The velocity `vecv` of a particle of mass 'm' acted upon by a constant force is given by `vecv (t) = A[cos (kt) bari - sin (kt) barj]` . Then the angle between the force and the momentum of the particle is (Here A and k are constants)

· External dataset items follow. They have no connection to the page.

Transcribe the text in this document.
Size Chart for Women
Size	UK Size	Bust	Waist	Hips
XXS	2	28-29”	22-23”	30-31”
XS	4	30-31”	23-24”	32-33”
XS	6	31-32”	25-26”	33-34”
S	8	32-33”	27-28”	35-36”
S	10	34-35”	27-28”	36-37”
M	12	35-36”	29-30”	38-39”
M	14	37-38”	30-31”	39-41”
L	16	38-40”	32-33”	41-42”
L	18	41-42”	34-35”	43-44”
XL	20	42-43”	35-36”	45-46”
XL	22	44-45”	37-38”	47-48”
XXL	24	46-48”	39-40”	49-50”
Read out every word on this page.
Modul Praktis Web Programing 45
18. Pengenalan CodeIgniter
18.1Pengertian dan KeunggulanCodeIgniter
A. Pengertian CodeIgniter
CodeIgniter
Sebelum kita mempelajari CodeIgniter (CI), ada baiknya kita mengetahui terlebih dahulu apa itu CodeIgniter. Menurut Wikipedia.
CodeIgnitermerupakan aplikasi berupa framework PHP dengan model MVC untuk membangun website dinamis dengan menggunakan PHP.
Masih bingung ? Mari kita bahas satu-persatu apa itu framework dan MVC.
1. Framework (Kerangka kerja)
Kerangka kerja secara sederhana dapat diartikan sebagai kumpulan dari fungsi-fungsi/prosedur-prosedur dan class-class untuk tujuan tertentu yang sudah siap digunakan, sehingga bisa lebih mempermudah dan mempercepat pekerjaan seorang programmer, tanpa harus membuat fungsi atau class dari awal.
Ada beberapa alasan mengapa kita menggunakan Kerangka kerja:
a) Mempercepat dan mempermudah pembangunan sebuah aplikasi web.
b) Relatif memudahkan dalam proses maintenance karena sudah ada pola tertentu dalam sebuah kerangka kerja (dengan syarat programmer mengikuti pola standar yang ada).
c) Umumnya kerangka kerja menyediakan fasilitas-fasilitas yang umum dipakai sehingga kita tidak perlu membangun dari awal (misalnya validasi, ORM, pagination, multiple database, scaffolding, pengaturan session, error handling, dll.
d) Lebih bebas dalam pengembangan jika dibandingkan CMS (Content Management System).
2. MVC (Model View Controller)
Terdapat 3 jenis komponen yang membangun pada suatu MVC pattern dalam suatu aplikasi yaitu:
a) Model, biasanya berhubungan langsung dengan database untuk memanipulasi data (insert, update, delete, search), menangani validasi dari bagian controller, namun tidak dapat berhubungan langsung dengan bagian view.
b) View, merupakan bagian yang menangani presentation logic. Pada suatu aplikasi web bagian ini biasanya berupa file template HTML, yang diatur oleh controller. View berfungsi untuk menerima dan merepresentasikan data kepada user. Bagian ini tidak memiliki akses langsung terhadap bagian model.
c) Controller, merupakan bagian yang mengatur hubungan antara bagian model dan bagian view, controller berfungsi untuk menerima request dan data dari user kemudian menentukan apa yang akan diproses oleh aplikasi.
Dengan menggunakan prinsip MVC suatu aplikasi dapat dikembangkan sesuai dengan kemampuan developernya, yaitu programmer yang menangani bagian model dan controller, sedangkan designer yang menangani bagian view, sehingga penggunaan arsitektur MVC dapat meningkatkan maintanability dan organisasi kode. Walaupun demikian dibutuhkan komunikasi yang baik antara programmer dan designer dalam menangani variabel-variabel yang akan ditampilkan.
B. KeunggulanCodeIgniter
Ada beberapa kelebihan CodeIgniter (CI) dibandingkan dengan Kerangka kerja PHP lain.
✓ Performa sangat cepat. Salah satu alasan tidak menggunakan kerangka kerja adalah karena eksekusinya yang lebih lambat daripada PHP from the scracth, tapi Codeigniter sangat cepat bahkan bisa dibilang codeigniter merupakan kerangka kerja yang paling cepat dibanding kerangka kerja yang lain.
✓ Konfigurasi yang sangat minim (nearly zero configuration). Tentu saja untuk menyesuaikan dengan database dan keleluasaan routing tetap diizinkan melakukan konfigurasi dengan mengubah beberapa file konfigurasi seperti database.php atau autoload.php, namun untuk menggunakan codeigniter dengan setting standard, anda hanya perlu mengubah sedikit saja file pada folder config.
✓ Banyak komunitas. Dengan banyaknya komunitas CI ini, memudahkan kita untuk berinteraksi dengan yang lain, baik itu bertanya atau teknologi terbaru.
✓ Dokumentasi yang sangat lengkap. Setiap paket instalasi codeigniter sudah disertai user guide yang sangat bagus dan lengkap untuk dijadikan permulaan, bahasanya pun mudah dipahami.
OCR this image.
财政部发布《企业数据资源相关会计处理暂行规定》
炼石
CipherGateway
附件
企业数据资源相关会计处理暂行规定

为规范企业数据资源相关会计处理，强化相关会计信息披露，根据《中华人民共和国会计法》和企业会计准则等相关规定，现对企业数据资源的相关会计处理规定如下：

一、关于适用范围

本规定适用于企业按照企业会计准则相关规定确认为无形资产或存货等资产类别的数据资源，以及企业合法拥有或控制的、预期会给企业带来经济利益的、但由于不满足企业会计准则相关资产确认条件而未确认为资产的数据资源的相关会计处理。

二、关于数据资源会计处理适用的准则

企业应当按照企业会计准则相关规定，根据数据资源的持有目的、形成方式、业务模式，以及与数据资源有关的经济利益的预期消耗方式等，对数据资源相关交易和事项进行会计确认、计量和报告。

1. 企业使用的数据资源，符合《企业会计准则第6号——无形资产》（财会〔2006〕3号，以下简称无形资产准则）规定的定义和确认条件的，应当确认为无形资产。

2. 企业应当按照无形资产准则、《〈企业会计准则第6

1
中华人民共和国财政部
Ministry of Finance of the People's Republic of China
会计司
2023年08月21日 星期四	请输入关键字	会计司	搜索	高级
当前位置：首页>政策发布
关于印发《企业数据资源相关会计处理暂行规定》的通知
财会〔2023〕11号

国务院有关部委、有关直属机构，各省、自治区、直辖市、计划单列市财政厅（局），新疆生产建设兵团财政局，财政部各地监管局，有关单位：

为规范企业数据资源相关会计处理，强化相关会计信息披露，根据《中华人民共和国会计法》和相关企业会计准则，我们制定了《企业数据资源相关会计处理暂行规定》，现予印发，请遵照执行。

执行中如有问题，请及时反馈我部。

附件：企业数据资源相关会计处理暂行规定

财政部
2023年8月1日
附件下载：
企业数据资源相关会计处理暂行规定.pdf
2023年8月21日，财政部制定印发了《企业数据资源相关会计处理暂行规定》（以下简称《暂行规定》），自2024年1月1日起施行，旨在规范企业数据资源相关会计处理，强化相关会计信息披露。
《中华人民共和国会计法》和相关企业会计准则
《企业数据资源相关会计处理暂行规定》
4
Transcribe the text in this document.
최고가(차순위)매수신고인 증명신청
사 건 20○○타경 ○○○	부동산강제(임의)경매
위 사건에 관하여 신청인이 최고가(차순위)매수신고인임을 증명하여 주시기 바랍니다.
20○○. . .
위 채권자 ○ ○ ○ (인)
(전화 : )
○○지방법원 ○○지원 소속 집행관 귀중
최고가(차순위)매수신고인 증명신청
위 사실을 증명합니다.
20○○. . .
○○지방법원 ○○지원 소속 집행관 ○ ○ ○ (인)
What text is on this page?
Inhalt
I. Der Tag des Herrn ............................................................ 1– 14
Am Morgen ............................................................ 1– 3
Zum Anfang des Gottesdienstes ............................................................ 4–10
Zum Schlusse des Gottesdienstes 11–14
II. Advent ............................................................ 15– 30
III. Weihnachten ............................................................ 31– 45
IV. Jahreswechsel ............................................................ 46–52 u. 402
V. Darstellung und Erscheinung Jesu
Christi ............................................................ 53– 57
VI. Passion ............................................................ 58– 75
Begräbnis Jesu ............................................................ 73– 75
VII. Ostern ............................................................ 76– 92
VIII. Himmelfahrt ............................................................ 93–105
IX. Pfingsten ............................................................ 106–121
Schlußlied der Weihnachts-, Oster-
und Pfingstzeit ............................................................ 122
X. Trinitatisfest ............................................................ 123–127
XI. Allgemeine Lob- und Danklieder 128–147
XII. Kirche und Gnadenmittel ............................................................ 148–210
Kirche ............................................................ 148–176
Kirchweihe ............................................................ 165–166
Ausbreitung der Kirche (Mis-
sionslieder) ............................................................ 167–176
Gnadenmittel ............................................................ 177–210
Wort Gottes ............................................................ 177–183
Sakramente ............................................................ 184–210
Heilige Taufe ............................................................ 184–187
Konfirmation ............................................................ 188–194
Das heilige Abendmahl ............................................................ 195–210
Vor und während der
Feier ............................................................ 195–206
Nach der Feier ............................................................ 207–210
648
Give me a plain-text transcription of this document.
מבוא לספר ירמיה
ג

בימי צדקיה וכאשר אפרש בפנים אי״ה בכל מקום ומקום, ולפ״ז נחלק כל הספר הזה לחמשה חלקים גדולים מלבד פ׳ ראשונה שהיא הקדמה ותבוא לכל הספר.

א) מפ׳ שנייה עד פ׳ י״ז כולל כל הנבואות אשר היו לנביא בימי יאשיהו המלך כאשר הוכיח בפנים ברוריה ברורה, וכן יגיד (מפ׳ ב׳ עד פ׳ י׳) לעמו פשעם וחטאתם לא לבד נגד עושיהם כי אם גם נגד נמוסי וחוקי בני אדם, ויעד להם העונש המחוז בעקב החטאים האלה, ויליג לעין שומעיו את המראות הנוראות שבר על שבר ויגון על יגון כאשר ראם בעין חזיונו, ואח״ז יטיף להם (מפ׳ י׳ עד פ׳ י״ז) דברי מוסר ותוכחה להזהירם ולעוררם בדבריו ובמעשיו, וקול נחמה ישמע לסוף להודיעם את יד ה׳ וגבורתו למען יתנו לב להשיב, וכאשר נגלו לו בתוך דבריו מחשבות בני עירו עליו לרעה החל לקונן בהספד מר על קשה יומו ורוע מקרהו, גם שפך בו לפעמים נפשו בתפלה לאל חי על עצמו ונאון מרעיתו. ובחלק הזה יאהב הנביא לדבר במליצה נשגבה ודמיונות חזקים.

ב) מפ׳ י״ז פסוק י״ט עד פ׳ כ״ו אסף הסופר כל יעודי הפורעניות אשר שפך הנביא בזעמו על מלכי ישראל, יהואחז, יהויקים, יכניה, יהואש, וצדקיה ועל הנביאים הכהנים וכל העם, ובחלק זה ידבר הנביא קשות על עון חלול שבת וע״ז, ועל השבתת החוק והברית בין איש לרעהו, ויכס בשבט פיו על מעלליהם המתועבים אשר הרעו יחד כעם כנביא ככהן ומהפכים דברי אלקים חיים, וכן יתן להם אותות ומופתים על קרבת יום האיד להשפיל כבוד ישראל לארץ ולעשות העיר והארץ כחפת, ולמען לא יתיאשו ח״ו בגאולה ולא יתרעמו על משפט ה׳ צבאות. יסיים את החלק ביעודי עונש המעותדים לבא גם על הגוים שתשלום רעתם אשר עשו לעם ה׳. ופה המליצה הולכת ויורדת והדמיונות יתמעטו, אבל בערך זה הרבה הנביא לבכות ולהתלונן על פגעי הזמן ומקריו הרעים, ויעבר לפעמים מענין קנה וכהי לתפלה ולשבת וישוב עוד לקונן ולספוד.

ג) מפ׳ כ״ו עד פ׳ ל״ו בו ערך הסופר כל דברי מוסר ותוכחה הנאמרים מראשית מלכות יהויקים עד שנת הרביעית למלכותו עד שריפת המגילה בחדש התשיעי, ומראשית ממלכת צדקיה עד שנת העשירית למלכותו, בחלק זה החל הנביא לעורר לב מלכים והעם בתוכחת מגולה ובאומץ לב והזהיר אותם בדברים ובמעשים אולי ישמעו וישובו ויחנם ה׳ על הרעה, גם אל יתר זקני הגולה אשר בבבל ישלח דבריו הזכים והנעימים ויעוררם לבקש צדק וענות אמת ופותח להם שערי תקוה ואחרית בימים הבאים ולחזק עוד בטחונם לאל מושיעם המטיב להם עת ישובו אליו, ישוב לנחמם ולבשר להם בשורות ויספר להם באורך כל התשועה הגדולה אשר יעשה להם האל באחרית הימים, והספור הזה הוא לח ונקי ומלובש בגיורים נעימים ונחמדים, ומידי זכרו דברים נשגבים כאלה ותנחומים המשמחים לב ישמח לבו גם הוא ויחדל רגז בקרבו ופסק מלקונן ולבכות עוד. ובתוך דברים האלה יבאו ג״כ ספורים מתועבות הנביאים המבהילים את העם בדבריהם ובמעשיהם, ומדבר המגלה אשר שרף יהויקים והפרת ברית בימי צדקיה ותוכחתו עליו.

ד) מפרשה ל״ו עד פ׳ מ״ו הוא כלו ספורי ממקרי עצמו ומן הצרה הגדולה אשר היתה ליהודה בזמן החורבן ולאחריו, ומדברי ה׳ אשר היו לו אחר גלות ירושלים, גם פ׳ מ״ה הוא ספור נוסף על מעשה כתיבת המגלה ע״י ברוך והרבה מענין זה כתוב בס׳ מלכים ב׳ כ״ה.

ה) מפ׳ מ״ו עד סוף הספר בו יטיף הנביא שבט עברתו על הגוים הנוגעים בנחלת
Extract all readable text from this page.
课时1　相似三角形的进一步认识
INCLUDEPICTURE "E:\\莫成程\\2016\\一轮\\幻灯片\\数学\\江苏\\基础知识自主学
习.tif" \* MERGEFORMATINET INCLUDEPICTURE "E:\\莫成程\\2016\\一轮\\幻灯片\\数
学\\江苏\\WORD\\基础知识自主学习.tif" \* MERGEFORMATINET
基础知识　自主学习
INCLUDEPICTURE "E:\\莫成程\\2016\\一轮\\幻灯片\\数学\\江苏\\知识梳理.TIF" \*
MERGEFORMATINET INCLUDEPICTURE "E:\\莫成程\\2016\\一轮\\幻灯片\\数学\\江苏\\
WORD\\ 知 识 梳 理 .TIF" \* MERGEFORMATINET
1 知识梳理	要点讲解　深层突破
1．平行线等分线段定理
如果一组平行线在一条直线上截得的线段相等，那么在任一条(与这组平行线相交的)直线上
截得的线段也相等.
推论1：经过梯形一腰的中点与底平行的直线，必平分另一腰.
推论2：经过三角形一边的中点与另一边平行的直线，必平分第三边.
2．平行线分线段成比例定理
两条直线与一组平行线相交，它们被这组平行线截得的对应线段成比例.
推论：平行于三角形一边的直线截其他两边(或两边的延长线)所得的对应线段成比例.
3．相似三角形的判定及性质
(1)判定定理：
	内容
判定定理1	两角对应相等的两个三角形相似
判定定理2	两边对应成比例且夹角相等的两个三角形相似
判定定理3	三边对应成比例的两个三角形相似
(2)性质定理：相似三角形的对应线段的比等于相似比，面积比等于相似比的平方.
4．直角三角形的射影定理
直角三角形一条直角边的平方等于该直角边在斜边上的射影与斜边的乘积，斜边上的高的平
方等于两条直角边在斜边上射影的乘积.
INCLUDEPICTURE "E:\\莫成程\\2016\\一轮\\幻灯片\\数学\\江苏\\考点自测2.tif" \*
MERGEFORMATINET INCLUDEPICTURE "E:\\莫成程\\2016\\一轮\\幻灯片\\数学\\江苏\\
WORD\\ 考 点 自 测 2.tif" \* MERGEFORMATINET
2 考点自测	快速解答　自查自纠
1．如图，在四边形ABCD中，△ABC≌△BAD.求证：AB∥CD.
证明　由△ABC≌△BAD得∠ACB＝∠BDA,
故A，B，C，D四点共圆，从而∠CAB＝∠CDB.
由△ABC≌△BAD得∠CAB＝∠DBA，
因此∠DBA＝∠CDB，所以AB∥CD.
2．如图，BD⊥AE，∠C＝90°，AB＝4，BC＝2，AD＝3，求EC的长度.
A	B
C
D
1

To solve the problem, we need to find the angle between the force acting on the particle and the momentum of the particle. Let's break this down step by step. ### Step 1: Write down the expression for velocity The velocity of the particle is given by: \[ \vec{v}(t) = A \left[ \cos(kt) \hat{i} - \sin(kt) \hat{j} \right] \] ### Step 2: Find the momentum of the particle The momentum \(\vec{p}\) of the particle is given by: \[ \vec{p}(t) = m \vec{v}(t) = m A \left[ \cos(kt) \hat{i} - \sin(kt) \hat{j} \right] \] ### Step 3: Differentiate momentum to find force The force \(\vec{F}\) acting on the particle is the time derivative of momentum: \[ \vec{F} = \frac{d\vec{p}}{dt} \] Calculating the derivative: \[ \vec{F} = \frac{d}{dt} \left( m A \left[ \cos(kt) \hat{i} - \sin(kt) \hat{j} \right] \right) \] Using the chain rule: \[ \vec{F} = m A \left[ -k \sin(kt) \hat{i} - k \cos(kt) \hat{j} \right] \] Thus, we can write: \[ \vec{F} = -m A k \left[ \sin(kt) \hat{i} + \cos(kt) \hat{j} \right] \] ### Step 4: Calculate the dot product of force and momentum Next, we need to find the dot product \(\vec{F} \cdot \vec{p}\): \[ \vec{F} \cdot \vec{p} = \left(-m A k \left[ \sin(kt) \hat{i} + \cos(kt) \hat{j} \right] \right) \cdot \left(m A \left[ \cos(kt) \hat{i} - \sin(kt) \hat{j} \right] \right) \] Calculating the dot product: \[ \vec{F} \cdot \vec{p} = -m^2 A^2 k \left[ \sin(kt) \cos(kt) - \cos(kt) \sin(kt) \right] = 0 \] ### Step 5: Find the magnitudes of force and momentum The magnitudes of \(\vec{F}\) and \(\vec{p}\) are: \[ |\vec{F}| = m A k \sqrt{\sin^2(kt) + \cos^2(kt)} = m A k \] \[ |\vec{p}| = m A \sqrt{\cos^2(kt) + \sin^2(kt)} = m A \] ### Step 6: Calculate the angle between force and momentum The angle \(\theta\) between the two vectors can be found using the formula: \[ \cos(\theta) = \frac{\vec{F} \cdot \vec{p}}{|\vec{F}| |\vec{p}|} \] Since \(\vec{F} \cdot \vec{p} = 0\): \[ \cos(\theta) = \frac{0}{(m A k)(m A)} = 0 \] Thus, \(\theta = \cos^{-1}(0) = 90^\circ\). ### Final Answer The angle between the force and the momentum of the particle is \(90^\circ\). ---